Cord Protocol, an open source post-quantum cryptographic identity SDK for AI agents, is now available on npm and GitHub [Dev.to]. The tool issues cryptographically signed credentials that bind agent identity, human authorization, and permission scopes in a verifiable format. The v0.1.0 release includes Ed25519-based credential issuance and verification, permission scoping, attestation hashing of agent configurations, and a CLI for key generation and validation. Credentials embed the agent ID, issuer, allowed permissions like 'read:data' or 'write:orders', and expiration timestamps [Dev.to].
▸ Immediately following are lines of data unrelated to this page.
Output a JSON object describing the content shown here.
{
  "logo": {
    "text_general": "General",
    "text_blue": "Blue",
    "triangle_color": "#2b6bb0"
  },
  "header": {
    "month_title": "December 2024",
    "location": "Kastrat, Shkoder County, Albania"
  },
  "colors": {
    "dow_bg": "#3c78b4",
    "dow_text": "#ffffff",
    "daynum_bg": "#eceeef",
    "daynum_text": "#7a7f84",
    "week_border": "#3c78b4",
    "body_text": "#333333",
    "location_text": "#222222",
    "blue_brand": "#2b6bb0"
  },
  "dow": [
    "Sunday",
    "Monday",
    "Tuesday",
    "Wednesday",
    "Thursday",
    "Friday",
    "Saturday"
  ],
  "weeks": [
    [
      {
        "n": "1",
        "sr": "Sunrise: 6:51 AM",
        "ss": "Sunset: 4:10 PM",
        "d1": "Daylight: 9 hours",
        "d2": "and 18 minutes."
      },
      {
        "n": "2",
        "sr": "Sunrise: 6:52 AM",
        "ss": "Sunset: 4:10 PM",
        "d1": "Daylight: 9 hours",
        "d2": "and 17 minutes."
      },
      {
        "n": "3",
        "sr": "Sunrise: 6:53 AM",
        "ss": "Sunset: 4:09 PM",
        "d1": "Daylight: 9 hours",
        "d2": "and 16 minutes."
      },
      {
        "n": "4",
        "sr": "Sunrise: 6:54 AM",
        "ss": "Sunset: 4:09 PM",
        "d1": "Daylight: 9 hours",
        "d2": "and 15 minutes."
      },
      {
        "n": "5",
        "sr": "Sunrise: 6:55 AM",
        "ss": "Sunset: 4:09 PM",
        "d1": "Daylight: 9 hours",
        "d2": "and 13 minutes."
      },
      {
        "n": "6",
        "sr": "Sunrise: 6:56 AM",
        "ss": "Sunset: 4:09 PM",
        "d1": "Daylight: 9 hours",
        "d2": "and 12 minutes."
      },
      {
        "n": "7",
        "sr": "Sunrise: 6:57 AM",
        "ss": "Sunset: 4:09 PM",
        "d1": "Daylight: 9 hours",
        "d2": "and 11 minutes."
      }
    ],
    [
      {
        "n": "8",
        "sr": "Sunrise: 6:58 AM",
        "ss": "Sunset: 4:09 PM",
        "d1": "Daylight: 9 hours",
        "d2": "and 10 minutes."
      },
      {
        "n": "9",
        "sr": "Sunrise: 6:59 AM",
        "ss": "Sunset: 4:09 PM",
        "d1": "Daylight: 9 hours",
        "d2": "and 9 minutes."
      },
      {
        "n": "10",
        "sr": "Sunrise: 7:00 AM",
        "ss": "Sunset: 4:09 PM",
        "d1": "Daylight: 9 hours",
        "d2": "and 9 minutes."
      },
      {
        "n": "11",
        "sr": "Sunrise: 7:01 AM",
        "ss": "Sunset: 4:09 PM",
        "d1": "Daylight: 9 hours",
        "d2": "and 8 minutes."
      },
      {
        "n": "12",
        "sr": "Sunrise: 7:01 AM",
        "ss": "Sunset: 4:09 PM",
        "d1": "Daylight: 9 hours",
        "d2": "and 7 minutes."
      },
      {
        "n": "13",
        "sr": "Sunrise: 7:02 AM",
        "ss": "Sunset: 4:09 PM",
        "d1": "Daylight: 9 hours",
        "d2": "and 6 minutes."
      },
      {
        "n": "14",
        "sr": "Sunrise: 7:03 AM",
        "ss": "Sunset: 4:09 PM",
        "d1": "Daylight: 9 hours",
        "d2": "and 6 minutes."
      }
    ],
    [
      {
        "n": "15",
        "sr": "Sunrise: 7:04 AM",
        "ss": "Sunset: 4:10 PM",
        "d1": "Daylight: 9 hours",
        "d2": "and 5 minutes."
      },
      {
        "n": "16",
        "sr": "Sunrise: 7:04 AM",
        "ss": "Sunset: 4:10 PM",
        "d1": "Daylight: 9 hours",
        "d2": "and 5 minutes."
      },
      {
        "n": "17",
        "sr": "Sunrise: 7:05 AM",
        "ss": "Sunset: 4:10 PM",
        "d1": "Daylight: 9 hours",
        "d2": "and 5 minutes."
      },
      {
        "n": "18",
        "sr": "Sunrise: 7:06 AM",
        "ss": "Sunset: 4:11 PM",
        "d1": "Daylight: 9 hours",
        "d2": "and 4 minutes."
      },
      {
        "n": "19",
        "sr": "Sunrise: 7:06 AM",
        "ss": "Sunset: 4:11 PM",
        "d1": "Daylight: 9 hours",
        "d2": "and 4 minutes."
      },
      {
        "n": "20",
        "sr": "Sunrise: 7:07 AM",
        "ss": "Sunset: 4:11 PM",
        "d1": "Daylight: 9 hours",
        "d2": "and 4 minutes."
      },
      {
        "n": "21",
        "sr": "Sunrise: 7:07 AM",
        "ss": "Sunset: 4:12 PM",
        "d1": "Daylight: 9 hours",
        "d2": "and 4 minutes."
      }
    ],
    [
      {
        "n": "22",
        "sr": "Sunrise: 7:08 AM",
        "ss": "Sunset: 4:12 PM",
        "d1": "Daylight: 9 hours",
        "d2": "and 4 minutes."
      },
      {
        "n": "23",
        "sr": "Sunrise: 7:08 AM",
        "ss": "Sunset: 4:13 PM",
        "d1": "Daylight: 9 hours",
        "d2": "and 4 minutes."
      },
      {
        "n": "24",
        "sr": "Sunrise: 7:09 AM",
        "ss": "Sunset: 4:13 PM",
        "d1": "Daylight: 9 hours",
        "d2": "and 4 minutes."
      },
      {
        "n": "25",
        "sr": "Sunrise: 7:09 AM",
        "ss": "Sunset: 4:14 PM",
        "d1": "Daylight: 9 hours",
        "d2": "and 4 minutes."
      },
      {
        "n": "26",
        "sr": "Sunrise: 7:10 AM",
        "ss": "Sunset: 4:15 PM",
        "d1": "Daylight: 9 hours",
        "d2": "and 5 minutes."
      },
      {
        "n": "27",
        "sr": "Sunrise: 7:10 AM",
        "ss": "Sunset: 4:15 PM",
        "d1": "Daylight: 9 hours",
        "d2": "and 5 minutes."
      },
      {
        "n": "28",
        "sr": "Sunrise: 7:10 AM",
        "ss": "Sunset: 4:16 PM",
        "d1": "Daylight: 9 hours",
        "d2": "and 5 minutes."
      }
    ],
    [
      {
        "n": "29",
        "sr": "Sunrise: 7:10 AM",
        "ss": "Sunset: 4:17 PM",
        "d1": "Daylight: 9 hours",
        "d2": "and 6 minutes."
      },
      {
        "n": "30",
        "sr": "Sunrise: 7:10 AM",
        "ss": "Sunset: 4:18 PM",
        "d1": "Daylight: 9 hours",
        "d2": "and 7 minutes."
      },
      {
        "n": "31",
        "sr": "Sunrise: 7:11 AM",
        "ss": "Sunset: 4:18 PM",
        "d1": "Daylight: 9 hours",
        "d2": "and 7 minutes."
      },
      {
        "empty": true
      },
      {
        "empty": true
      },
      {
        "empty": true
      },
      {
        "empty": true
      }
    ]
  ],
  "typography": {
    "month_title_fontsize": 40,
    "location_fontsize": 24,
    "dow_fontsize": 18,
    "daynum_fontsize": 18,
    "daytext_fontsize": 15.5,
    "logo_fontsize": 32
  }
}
The project fills a gap in non-human identity management: current systems like SPIFFE/SPIRE, Okta, and AWS IAM lack native support for agent-specific concerns like intent attestation or dynamic delegation of human authority. Cord Protocol’s CryptoBackend interface is designed to swap Ed25519 for CRYSTALS-Dilithium—a NIST-standardized post-quantum signature scheme—when mature JavaScript implementations become available, without requiring code changes [Dev.to].

The need for post-quantum cryptography is pressing: NIST finalized post-quantum standards in 2024 due to the “harvest now, decrypt later” risk. Adversaries are archiving encrypted traffic today to decrypt it once quantum computers mature, expected within 5–10 years [Dev.to]. Additionally, prompt injection is already exploitable at runtime, with OWASP ranking it as the top security risk for agentic applications in 2026. Cord Protocol directly addresses these concerns by providing audit-ready cryptographic proofs of authorization for AI agents.